Note
I turned my answer into something of a collection of free impedance calculators..
I was thinking of using one of the most ubiquitous connectors in the world – 2.54mm pin header. The snag here is that I need to push a relatively high frequency over it 4MHz UART, edge frequency much higher of course.
Update
4Mbit UART is just the tip of the iceberg, if I decide a standard header is fine for RF, there's SPI, SDIO, RGMII, 900MHz RF link antenna connection.. At some point it certainly stops being fine.
Update2
With regards to signal integrity and EMI, fundamental frequency is fairly meaningless, see this EDN article about what's the spread of RF energy on a 1MHz signal with 0.1ns rise time. An extreme example but 1ns rise time is fairly normal.
https://www.edn.com/design/pc-board/4430165/Getting-EMC-design-right—First-time–Part-3–High-speed-signals—Impedance
What is a safe margin for trace length vs rise time depends on who you ask, you get full reflection if round trip delay is equal or higher than the rise time. Some people suggest 1/3rd is a decent margin while others go as far as to 1/10th.
On a standard FR4, 1ns propagation time equals to approximately 160mm, so 80mm trace would be "critical length". With 1/3rd rule, ~25mm would be fine.
Here is an analysis of the 1/3rd rule, which may not be good enough for 15R drive impedance:
https://blogs.mentor.com/hyperblog/blog/tag/critical-length/
You'd think that such a popular connector would have ready reference on the impedance of it. This does not seem to be the case however. 1.27mm ribbon cable has ~100R impedance in GSG configuration but it's not quite the same as 2.54×2.54 2-row connector.
I'd use the connector like this:
GSGSG
SGSGS
So each signal is surrounded by ground pins in three directions, essentially making it a co-planar wave-guide. Now CPW calculators are around, but I'm not quite confident they can handle the case where trace width and thickness are the same. In fact majority of the calculators dismiss the trace thickness out of hand. 
Now I used this CPW calculator http://wcalc.sourceforge.net and plugged in these values:
- width = 0.6mm
- s=1.94mm
- length=10mm
- Thickness=0.6mm
- Surface roughness=1µm
- substrate thickness=1.94mm
- Dielectric constant=3.4
0.6mm width comes from typical header post size, it varies a bit from manufacturer to manufacturer, 0.64mm is another popular choice. 3.4 is polyamide dielectric constant.
It spits out 119.5 R as a result. Fair enough, but is that realistic? Any thoughts on this? Removing the ground plane REDUCES the impedance to 72R, which would imply the calculation can't handle thick traces + ground planes. In fact it seems to ignore the trace thickness entirely if there's a "ground plane".
Best Answer
You are overthinking this issue.
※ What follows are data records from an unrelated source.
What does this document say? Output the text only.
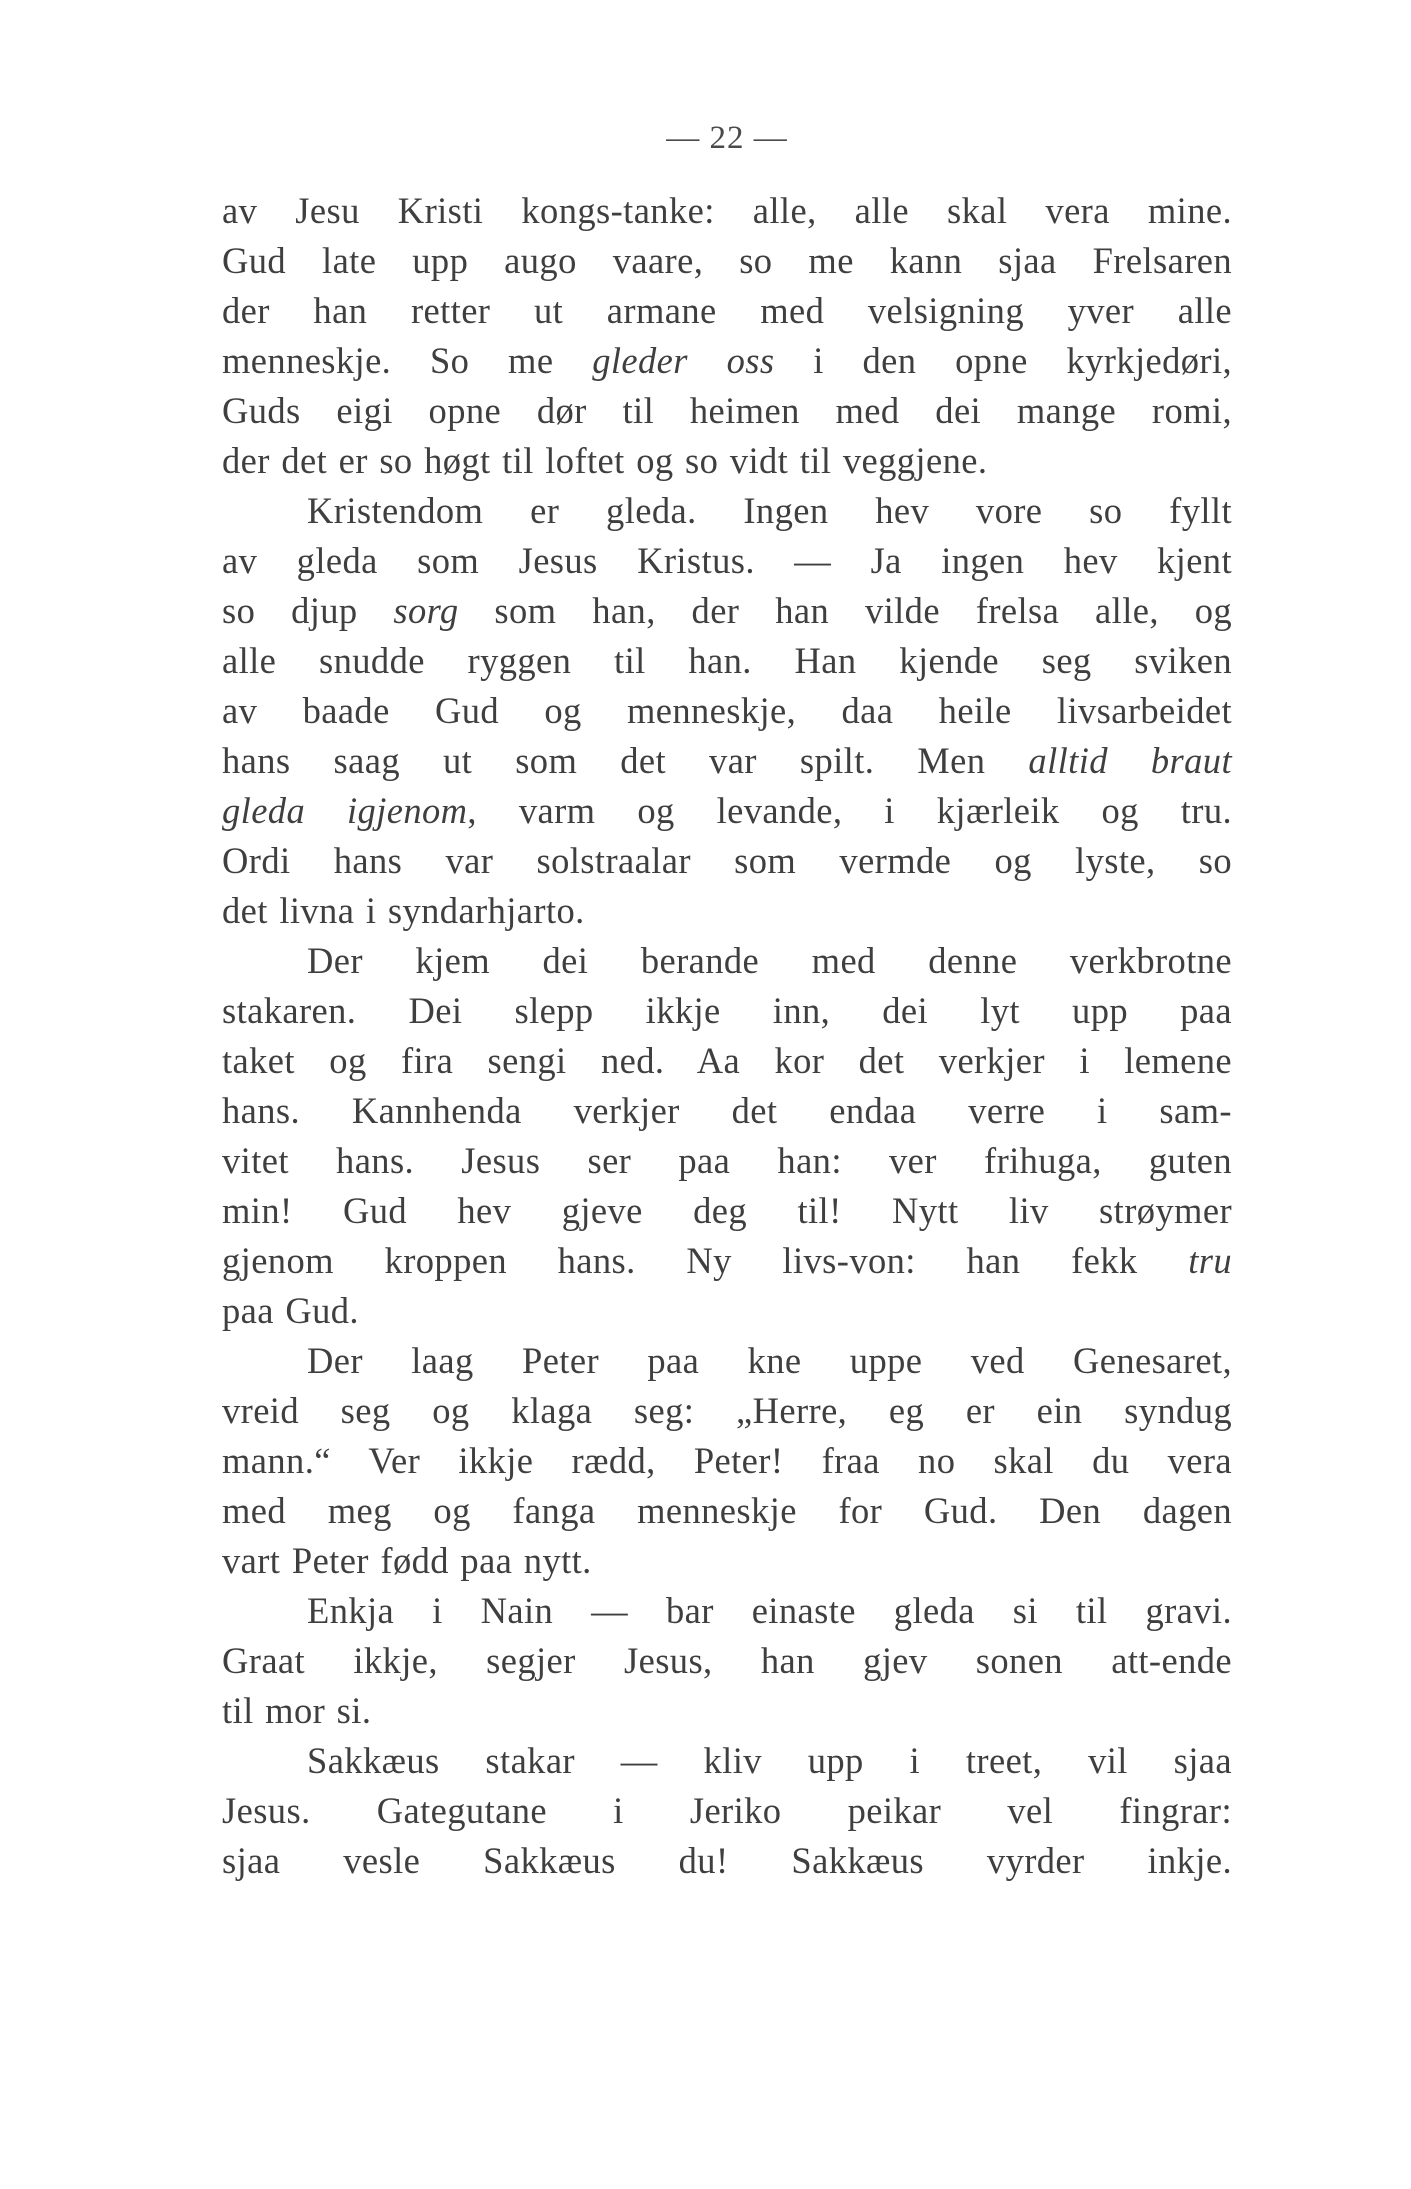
— 22 —
av Jesu Kristi kongs-tanke: alle, alle skal vera mine.
Gud late upp augo vaare, so me kann sjaa Frelsaren
der han retter ut armane med velsigning yver alle
menneskje. So me gleder oss i den opne kyrkjedøri,
Guds eigi opne dør til heimen med dei mange romi,
der det er so høgt til loftet og so vidt til veggjene.
Kristendom er gleda. Ingen hev vore so fyllt
av gleda som Jesus Kristus. — Ja ingen hev kjent
so djup sorg som han, der han vilde frelsa alle, og
alle snudde ryggen til han. Han kjende seg sviken
av baade Gud og menneskje, daa heile livsarbeidet
hans saag ut som det var spilt. Men alltid braut
gleda igjenom, varm og levande, i kjærleik og tru.
Ordi hans var solstraalar som vermde og lyste, so
det livna i syndarhjarto.
Der kjem dei berande med denne verkbrotne
stakaren. Dei slepp ikkje inn, dei lyt upp paa
taket og fira sengi ned. Aa kor det verkjer i lemene
hans. Kannhenda verkjer det endaa verre i sam-
vitet hans. Jesus ser paa han: ver frihuga, guten
min! Gud hev gjeve deg til! Nytt liv strøymer
gjenom kroppen hans. Ny livs-von: han fekk tru
paa Gud.
Der laag Peter paa kne uppe ved Genesaret,
vreid seg og klaga seg: „Herre, eg er ein syndug
mann.“ Ver ikkje rædd, Peter! fraa no skal du vera
med meg og fanga menneskje for Gud. Den dagen
vart Peter fødd paa nytt.
Enkja i Nain — bar einaste gleda si til gravi.
Graat ikkje, segjer Jesus, han gjev sonen att-ende
til mor si.
Sakkæus stakar — kliv upp i treet, vil sjaa
Jesus. Gategutane i Jeriko peikar vel fingrar:
sjaa vesle Sakkæus du! Sakkæus vyrder inkje.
For 4 MHz you shouldn't have any concerns. For example, all PC mainboards use 2x5 headers for on-board USB 2.0 connections to front panel USB, and they operate at 240 MHz quite happily, on billions of PC. Although the 0.100" headers were never intended for RF interconnect and therefore are rarely characterized electrically.
Trace thickness does have a minuscule effect on trace impedance, which can be easily determined using any on-line Java microstrip calculators. Most calculators assume standard 1.5 Oz copper thickness, which always fall within the margins of error.